Mr.
Sitze, the Open Program English teacher, had taught us about crazy punctuation
such the colon, semi-colon, hyphen, and dash.
We got into four groups and presented one of the punctuation marks to
teach the class. Now we have to write a
blog post using each of these punctuation marks twice. The four tenets that I will be using is
creative problem solving, to find different ways to use each of the punctuation
marks, and independence since I am thinking up examples on my own.
Reasons
grammar has never been my friend – the crazy punctuation, not enough practice
and it’s actually pretty confusing. Back
in middle school we practice grammar more than anything else and I thought it
was super boring; the only punctuation marks I would use would be commas,
periods, question marks and sometimes the exclamation mark. Of course not wanting to use punctuation marks
is very difficult now in high school; I will need more practice to show mastery
in it. There are many ways that I would
help me improve: find online worksheets,
ask Mr. Sitze or look on YouTube for videos tutorials. Punctuation marks I have the most trouble
with: semi-colons, hyphens and dashes. Colon is the one crazy punctuation mark that I
am the most comfortable with.
I
am hoping that this year in English Two, I can show more mastery in punctuation
marks so they don’t have to be my ex-enemy. Until then I will most definitely
continue working on punctuation marks.
Punctuation can be as hard or easy as you want it to be. It's like cooking.

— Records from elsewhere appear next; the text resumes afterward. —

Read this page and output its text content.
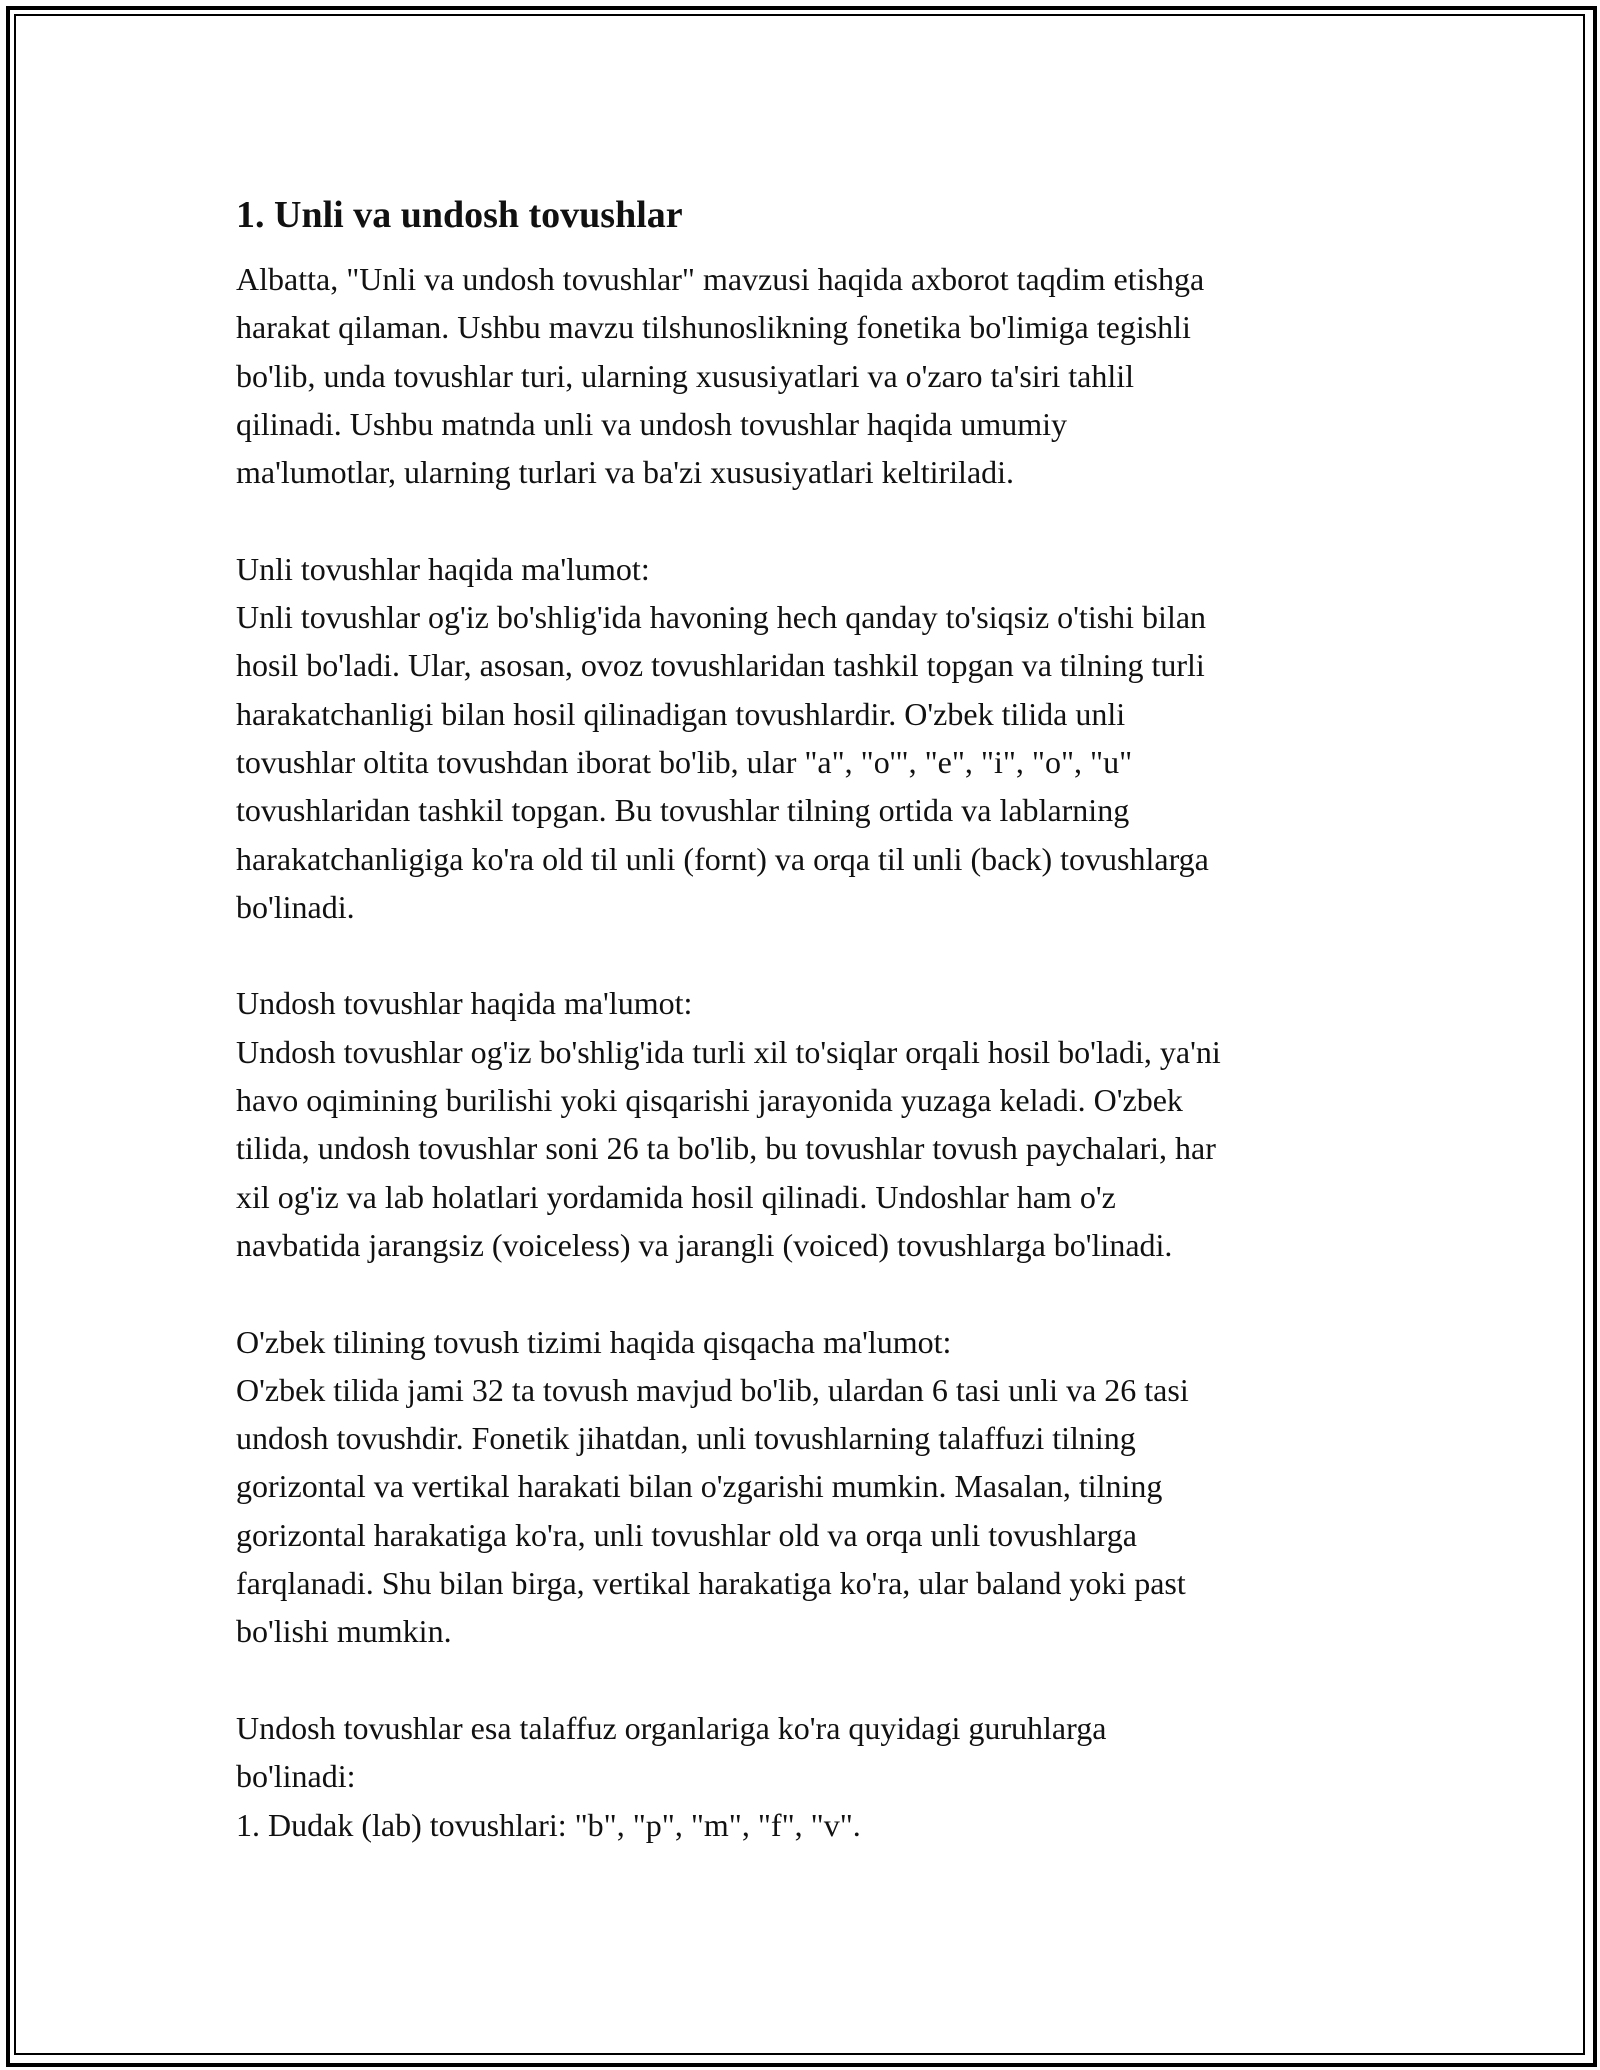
1. Unli va undosh tovushlar

Albatta, "Unli va undosh tovushlar" mavzusi haqida axborot taqdim etishga
harakat qilaman. Ushbu mavzu tilshunoslikning fonetika bo'limiga tegishli
bo'lib, unda tovushlar turi, ularning xususiyatlari va o'zaro ta'siri tahlil
qilinadi. Ushbu matnda unli va undosh tovushlar haqida umumiy
ma'lumotlar, ularning turlari va ba'zi xususiyatlari keltiriladi.

Unli tovushlar haqida ma'lumot:

Unli tovushlar og'iz bo'shlig'ida havoning hech qanday to'siqsiz o'tishi bilan
hosil bo'ladi. Ular, asosan, ovoz tovushlaridan tashkil topgan va tilning turli
harakatchanligi bilan hosil qilinadigan tovushlardir. O'zbek tilida unli
tovushlar oltita tovushdan iborat bo'lib, ular "a", "o'", "e", "i", "o", "u"
tovushlaridan tashkil topgan. Bu tovushlar tilning ortida va lablarning
harakatchanligiga ko'ra old til unli (fornt) va orqa til unli (back) tovushlarga
bo'linadi.

Undosh tovushlar haqida ma'lumot:

Undosh tovushlar og'iz bo'shlig'ida turli xil to'siqlar orqali hosil bo'ladi, ya'ni
havo oqimining burilishi yoki qisqarishi jarayonida yuzaga keladi. O'zbek
tilida, undosh tovushlar soni 26 ta bo'lib, bu tovushlar tovush paychalari, har
xil og'iz va lab holatlari yordamida hosil qilinadi. Undoshlar ham o'z
navbatida jarangsiz (voiceless) va jarangli (voiced) tovushlarga bo'linadi.

O'zbek tilining tovush tizimi haqida qisqacha ma'lumot:

O'zbek tilida jami 32 ta tovush mavjud bo'lib, ulardan 6 tasi unli va 26 tasi
undosh tovushdir. Fonetik jihatdan, unli tovushlarning talaffuzi tilning
gorizontal va vertikal harakati bilan o'zgarishi mumkin. Masalan, tilning
gorizontal harakatiga ko'ra, unli tovushlar old va orqa unli tovushlarga
farqlanadi. Shu bilan birga, vertikal harakatiga ko'ra, ular baland yoki past
bo'lishi mumkin.

Undosh tovushlar esa talaffuz organlariga ko'ra quyidagi guruhlarga
bo'linadi:

1. Dudak (lab) tovushlari: "b", "p", "m", "f", "v".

ReplyDeleteIf you want to make a nice Alfredo sauce (which I do since I am currently hungry), you might look at the recipe and say, "Man, that's a serious looking recipe -- I don't know how I can do all those things," and give up altogether and order pizza.
But as good as pizza is, it's no Alfredo sauce.
So what do you do?
You take a full afternoon, you clear off your schedule, and you say, "Okay Alfredo sauce, it's me and you. One of us is going to get consumed by the other, and I'm not getting eaten by no recipe!"
And then here's what happens next, the important part: you slow it down, you break apart the recipe piece by piece, and you see that it is just a series of steps. Each step, by itself, isn't too bad. So you start in. At the end of the afternoon, you have an Alfredo sauce.
In the same way, grammar can seem like a complicated recipe with all sorts of strange spices like participles and dependent clauses. But if you really want to get better at it, slow it down, take it apart, and spend an afternoon working on it.
Believe me, you'll get better. And if you need me to help, I'll be the one in the chef's hat.